Warum? Alle Menschen möchten Frieden, warum gibt es dann keinen Weltfrieden? Warum gibt es Kriege, Diebstahl, alle Arten von Verbrechen? Niemand möchte bestohlen, verletzt oder getötet werden und dennoch passiert dies jeden Tag. Warum?

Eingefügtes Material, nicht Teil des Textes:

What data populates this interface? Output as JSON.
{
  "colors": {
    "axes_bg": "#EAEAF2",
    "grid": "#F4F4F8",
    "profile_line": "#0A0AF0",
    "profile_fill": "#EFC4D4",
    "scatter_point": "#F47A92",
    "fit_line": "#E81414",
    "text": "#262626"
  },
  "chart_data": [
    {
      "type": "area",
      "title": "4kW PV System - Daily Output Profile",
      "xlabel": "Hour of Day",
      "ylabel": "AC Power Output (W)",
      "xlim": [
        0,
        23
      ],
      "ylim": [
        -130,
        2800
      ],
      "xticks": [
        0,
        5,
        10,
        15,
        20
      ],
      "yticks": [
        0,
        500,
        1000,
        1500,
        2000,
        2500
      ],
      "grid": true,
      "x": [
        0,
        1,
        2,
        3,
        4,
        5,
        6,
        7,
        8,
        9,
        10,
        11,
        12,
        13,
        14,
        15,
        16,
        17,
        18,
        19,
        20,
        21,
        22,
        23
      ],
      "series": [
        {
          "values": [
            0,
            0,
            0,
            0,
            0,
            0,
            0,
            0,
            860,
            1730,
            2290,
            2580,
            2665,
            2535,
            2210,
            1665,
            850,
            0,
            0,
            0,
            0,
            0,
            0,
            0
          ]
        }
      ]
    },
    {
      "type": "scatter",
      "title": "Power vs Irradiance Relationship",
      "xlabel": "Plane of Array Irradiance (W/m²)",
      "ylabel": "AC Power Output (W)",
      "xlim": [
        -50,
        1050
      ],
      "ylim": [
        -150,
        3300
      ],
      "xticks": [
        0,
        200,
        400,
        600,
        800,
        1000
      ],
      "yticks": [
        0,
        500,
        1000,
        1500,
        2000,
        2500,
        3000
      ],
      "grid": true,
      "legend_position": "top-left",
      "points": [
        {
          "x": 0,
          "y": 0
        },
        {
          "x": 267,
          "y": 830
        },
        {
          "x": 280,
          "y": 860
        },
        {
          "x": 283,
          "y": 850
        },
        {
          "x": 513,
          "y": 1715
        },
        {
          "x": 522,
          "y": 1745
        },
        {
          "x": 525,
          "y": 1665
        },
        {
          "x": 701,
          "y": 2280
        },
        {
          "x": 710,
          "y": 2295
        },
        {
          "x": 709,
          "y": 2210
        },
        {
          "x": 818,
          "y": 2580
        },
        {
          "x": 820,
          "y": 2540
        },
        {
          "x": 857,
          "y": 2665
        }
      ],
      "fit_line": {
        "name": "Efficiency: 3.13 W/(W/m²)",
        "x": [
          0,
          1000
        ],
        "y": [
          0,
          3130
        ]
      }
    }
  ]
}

Thomas Hobbes (1588-1679), Philosoph und Staatstheoretiker, sieht den Menschen in seinem Buch „Leviathan“ als einen, der Leidenschaft und Vernunft in sich vereinigt. Die ursächlichen Kräfte nutze der Menschen, um am Leben zu bleiben. Dem Menschen gehe es im Allgemeinen um Macht. Die Qualität der Dinge werde am Maßstab ihres Nutzens für die Machtperspektive gemessen. Daraus leitet er ab, dass jeder dem anderen ein Feind sei, weil jeder diesen Anspruch stelle und damit bei anderen gleichzeitig gefährden kann.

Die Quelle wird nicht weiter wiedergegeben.